What Happened to Latin Among the Romans?
Douglas Domingo-Forasté, California State University Long Beach
Becoming Romans
While Mr. Baker and the five women classicists of the 1880’s through the first few years of the 20th century undoubtedly did a good job teaching Latin as it was taught then, the real credit for making Los Angeles High the preeminent Latin public high school west of at least the Mississippi River and perhaps west of the Charles belongs to Walter Edwards. He was an outstanding classicist who devoted his life to the discipline and to Los Angeles High. It was he who reversed the trend of declining Latin enrollments at Los Angeles High; and as Los Angeles High went, so went the other high schools of the Los Angeles Unified School District. Walter Edwards’ contributions to the rich Latin heritage of Los Angeles deserve separate recognition. He taught from 1907-1938 at Los Angeles High giving up a position at Throop Institute, (later known as Cal Tech) to begin teaching at the high school. It is he that founded in 1921 the Latin newspaper Nuntius now published by Junior Classical League. He published several scholarly articles and was recognized as a teacher and mentor by students throughout those thirty years.
However, Dr. Edwards left the indelible imprint of Romanitas on Los Angeles High in another way. Until that time the school had been known as the Pioneers because of its association with early Los Angeles or sometimes The Hilltoppers because of the location of the school. But in 1915 the high schools of the city of Los Angeles decided to put on a pageant. An unnamed Los Angeles Times reporter wrote a short but laudatory report on the event.
Under the headline, “CITY SCHOOLS PAGEANT AND PARADE” the reporter noted with no apparent regard for the avoidance of hyperbole:
“These two great enterprises undertaken at the same time, constitute what was probably the greatest example of dramatic art ever undertaken by the public schools of America. Los Angeles receives credit for having done a big thing in a big way and every part of its success is due to the students and teachers of our schools, and not to professional designers and promoters.
In the pageant over six thousand students in costume presented the stately ceremonials, sports and pageantry of the Orient, of ancient Greece and Rome, and of the Age of Chivalry. The life of barbaric tribes, the march of the discoverers and explorers of the New World, and the triumph of civilization on the Pacific coast of America were presented in splendid spectacles.
Los Angeles High School, as the leading classical school of the southwest, contributed the Roman Triumph with its armed legionaries, the Roman Senators, populace, the lictors and magistrates, and the enchained slaves brought from subject provinces, the gladiators of the arena, and the vestal virgins with the sacred flame, all costumed and trained with regard to exact historic models.”
Dr.
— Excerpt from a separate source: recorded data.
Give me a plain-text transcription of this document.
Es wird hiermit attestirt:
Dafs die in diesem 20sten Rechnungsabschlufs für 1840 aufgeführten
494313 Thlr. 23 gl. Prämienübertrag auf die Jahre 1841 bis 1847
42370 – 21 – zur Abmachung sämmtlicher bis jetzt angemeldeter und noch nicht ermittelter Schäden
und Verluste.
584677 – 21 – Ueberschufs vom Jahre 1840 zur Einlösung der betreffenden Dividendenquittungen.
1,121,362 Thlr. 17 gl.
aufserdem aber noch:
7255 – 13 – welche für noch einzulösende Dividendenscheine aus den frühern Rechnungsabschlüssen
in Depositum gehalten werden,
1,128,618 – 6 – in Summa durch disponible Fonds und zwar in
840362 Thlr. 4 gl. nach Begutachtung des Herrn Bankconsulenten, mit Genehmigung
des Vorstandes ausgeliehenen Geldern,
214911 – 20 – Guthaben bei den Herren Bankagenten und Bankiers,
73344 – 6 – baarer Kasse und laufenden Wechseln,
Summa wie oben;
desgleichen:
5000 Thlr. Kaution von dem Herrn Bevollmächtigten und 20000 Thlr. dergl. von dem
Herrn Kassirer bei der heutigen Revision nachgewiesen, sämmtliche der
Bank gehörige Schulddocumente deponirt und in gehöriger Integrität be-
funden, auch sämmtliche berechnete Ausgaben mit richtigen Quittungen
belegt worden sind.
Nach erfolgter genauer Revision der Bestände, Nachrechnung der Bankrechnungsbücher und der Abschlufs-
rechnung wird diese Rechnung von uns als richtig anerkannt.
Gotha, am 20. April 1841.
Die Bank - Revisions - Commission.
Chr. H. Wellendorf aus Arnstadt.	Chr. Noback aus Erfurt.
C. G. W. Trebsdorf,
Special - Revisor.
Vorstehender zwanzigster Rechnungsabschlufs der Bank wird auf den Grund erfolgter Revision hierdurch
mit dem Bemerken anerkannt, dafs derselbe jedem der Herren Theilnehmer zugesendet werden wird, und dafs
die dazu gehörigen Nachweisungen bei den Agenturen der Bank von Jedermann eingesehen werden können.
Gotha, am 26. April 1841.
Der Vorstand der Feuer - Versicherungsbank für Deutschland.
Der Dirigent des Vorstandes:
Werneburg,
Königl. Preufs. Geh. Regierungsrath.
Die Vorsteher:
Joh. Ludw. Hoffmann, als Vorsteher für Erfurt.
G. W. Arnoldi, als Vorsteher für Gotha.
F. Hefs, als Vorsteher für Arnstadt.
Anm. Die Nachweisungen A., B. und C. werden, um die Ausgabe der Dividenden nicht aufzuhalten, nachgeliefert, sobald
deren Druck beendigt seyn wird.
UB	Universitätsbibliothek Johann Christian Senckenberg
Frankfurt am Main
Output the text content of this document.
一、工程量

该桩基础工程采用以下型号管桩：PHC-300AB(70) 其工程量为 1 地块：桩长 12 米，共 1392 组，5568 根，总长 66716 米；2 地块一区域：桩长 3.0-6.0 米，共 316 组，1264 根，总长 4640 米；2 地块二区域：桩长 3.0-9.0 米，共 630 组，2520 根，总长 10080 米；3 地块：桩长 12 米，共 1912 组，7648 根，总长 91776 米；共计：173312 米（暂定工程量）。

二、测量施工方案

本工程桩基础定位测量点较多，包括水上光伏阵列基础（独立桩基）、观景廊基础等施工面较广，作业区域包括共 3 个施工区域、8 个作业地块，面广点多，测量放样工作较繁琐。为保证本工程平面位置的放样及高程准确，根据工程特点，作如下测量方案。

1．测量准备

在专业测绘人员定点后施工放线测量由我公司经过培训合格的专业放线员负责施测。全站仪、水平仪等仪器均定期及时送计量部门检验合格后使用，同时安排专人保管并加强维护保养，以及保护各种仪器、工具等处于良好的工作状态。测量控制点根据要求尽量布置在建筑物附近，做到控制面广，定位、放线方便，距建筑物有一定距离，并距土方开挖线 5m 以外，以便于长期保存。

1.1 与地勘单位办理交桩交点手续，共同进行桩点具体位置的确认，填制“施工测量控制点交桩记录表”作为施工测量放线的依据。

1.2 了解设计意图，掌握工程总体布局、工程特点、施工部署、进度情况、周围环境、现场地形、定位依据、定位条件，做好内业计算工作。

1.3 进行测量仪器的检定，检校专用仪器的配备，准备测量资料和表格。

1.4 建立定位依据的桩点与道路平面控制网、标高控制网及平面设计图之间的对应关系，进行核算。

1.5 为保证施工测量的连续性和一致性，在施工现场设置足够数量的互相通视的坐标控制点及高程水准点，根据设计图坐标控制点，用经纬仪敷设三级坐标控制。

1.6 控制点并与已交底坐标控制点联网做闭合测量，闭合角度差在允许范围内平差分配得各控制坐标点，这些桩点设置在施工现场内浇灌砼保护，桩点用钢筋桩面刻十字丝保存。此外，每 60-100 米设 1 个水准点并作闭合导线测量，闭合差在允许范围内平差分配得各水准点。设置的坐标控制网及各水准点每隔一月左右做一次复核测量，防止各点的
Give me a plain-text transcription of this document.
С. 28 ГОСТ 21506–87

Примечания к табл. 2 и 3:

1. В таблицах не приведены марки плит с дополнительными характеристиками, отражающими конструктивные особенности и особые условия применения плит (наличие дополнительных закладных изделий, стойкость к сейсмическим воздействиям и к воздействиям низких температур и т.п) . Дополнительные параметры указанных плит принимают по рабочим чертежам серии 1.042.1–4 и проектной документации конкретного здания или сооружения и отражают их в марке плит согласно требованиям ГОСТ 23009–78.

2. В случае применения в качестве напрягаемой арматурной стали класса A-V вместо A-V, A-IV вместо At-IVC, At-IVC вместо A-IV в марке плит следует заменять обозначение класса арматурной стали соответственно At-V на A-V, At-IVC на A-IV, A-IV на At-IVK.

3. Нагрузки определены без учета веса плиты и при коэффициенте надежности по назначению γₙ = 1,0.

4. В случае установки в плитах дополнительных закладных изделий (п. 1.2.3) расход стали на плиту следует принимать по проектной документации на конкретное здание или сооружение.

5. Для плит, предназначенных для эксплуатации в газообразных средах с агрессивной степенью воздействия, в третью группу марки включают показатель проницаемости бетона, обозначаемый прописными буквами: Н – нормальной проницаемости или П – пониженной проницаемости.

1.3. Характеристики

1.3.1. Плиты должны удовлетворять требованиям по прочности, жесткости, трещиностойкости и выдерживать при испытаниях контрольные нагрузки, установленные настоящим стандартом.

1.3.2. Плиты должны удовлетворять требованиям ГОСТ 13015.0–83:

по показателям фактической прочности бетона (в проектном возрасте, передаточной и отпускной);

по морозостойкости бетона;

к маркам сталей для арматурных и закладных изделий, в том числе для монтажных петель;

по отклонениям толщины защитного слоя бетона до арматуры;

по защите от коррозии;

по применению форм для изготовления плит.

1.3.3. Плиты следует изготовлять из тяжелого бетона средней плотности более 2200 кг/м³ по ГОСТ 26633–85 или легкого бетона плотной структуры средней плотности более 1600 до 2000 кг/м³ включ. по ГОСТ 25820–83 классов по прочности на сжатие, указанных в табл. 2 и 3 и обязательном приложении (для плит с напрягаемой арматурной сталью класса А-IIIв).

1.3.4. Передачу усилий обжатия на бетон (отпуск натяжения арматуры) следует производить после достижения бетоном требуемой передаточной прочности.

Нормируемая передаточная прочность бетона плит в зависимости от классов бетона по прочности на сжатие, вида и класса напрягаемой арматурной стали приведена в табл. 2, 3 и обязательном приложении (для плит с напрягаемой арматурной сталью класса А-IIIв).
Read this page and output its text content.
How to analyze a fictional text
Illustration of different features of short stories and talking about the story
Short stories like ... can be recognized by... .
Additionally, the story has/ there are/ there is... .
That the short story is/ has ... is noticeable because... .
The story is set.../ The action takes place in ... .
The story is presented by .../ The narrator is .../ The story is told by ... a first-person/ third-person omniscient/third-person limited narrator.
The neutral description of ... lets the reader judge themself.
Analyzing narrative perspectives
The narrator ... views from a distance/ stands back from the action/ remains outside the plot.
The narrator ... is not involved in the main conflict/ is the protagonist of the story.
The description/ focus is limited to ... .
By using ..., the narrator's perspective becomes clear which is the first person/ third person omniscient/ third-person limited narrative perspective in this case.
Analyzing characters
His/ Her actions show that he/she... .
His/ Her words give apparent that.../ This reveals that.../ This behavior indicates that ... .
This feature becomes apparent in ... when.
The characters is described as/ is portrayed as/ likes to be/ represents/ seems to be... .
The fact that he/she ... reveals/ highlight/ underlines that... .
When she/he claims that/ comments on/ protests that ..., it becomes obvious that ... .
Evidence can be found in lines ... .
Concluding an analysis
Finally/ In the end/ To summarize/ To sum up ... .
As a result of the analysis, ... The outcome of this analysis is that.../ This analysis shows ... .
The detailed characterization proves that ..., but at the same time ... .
Edwards is then listed second on the faculty committee. As the leading high school of the city and its most classical, there was never a question as to who would represent the Romans in this spectacle. The other schools were assigned what were seen as lesser roles. Franklin High was, appropriately enough, the barbaric Franks. Since that time, Los Angeles High has been known not as the Pioneers, but as the Los Angeles High Romans.